The main bus station for international buses in Prague is Florenc, in Praha 8 (metro lines B and C). It is located east of the city centre.
Beware of taking taxis from the train and bus stations (see “getting around” below)
Public transport in Prague is relatively cheap – 32 CZK for 90 minutes, with the option of as many interchanges between the means of transport (tram, bus, tube, as well as funicular) you want within this time limit. The basic information (printed) in every single carriage also in English.

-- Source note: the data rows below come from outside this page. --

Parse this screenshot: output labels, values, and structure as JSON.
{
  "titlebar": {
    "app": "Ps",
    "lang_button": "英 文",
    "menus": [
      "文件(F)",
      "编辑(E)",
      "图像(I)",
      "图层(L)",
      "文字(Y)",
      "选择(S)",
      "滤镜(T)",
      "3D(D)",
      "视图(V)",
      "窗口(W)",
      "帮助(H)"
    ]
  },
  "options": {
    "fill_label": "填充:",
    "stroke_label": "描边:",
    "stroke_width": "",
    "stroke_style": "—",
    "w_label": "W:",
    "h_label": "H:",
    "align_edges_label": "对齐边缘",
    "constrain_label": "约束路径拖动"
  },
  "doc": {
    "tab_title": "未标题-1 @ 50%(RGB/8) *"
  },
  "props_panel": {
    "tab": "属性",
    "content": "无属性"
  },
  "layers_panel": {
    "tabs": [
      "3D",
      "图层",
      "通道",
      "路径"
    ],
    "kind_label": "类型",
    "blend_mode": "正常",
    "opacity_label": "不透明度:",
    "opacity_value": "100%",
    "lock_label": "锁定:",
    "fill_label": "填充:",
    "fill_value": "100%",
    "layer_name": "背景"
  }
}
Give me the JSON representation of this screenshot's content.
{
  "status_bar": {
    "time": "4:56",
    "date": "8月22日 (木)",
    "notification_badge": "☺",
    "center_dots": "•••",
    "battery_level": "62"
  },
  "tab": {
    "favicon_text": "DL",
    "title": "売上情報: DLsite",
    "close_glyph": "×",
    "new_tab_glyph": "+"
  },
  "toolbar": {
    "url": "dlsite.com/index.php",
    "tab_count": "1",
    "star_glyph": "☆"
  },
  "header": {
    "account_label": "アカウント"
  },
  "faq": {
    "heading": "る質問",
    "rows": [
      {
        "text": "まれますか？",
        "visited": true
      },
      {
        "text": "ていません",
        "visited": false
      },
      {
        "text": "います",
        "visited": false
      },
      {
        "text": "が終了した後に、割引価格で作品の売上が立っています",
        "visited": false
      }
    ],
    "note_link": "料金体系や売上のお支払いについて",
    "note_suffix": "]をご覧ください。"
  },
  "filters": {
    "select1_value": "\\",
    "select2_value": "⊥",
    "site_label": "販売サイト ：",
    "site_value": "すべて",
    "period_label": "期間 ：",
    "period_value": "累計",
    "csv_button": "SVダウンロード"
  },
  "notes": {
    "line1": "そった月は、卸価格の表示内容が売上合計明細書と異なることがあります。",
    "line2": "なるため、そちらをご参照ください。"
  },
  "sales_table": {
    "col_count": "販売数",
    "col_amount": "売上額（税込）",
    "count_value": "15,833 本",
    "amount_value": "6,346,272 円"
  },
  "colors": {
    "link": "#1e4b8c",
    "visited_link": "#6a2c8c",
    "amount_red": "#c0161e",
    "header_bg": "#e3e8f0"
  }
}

TAXI: It is best to order a taxi in advance – the hotel, bar or restaurant will do this for you. If you need to catch one on the street, find a special designated area with the yellow sign “Fair Fare”. Do not take a cab from the street and especially nort at the train and bus stations
Prague was one of the three Imperial capitals of the Austro-Hungarian Empires along with Vienna and Budapest. After the break-up of that Empire following the First World War it became the capital of the new country of Czechoslovakia. Occupied by the Germans throughout the Second World War, the City was captured by the Soviet Union in 1945. In 1968 the Soviets brutally suppressed the Prague Spring uprising but in 1989 the Velvet Revolution swept away the communist regime.
In 1993 the country peacefully split and the playwright and civil right leader Vaclav Havel became President of the newly formed Czech Republic, with Prague as the capital.
Prague is the country’s major tourist destination. Spared the destruction that befell many other European cities in the war, and preserved by inertia during the Soviet era, the old city is an architectural gem of medieval, baroque and renaissance buildings.
Although relatively small with just 1.5 million inhabitants, today Prague is the sixth most visited tourist city in Europe. The rare mix of architecture, the manageable scale and the history of this former imperial capital is a magnetic draw.